Ce mot de tombe se mêla à je ne sais quelle idée dans l’esprit de Julien. Il éprouva une certaine terreur dont il ne put se rendre compte.

La princesse continua :

« Absolument insensible aux petites ambitions qui eussent pu enivrer une autre, résolue à vivre en moi-même, et ne trouvant la vie possible qu’avec un sentiment et une idée étrangers à tout ce qui m’environnait socialement, je me suis arrangée pour rendre au moins supportable l’existence que j’avais embrassée. Je me suis livrée à tous mes goûts, j’ai cherché toutes les distractions, toutes les amitiés qui me tentaient. J’ai aimé la chasse, la fatigue, la science, l’étude, et j’ai rêvé l’amitié, ayant, comme je vous l’ai dit, enseveli l’amour à part. L’amitié m’a souvent trompée, et cependant j’y crois encore. Mon âme s’est habituée à l’espérer. Si cette espérance devient irréalisable, je saurai encore bien vivre sans elle. Il y a quelque chose dans cette âme qui peut se passer de vous tous ; mais ma vie peut être plus belle, mon cœur plus stoïque, ma conduite plus ferme, ma conscience plus heureuse si l’amitié me sourit. C’est pourquoi, Julien, je fais pour vous ce que je n’ai fait que pour bien peu de gens : je m’explique et je me justifie. Si vous avez l’âme fière et le cœur pur, comme je n’en doute pas, vous comprendrez quelle preuve d’amitié je vous donne ici. »

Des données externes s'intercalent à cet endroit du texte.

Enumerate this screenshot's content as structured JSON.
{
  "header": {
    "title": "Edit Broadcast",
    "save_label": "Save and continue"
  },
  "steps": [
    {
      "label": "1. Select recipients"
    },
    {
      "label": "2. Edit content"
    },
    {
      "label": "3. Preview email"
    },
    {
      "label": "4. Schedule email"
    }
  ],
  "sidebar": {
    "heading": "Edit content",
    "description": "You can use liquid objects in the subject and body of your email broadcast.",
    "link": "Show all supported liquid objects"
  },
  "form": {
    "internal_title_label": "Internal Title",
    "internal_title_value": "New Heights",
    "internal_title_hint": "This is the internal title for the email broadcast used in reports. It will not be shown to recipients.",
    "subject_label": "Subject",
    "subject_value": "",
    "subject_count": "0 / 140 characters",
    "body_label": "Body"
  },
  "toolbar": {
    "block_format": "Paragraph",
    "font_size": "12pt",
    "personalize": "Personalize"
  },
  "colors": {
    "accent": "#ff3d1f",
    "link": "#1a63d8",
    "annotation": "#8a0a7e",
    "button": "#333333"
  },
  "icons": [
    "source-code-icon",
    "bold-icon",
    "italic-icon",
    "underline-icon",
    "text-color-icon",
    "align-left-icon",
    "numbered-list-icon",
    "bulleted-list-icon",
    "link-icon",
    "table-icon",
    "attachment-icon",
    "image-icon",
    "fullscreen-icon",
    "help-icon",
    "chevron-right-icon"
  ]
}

Saint-Julien, subjugué, s’inclina profondément. Elle lui fit signe qu’elle avait encore à lui parler, et elle continua :

« Rester fidèle à un serment, à un souvenir, à un nom, ce n’est pas un rôle possible à proclamer pour une femme riche et adulée ; ce serait chercher la raillerie, porter un défi à tous les désirs, s’exposer à des dangers qui ne sont pas dans la vie ordinaire. Je gardai mon secret aussi religieusement que mon cœur ; et, repoussant toute explication, toute proclamation de sentiment, je marchai dans une voie cachée sans dire où je prétendais aller. J’y marchai sans affectation, sans hypocrisie, sans plaintes, sans forfanterie ; j’y marchai le front levé, la main ouverte, l’esprit libre, l’œil clairvoyant et l’oreille fermée à la flatterie. Voyez-vous que j’aie fait beaucoup de mal autour de moi ?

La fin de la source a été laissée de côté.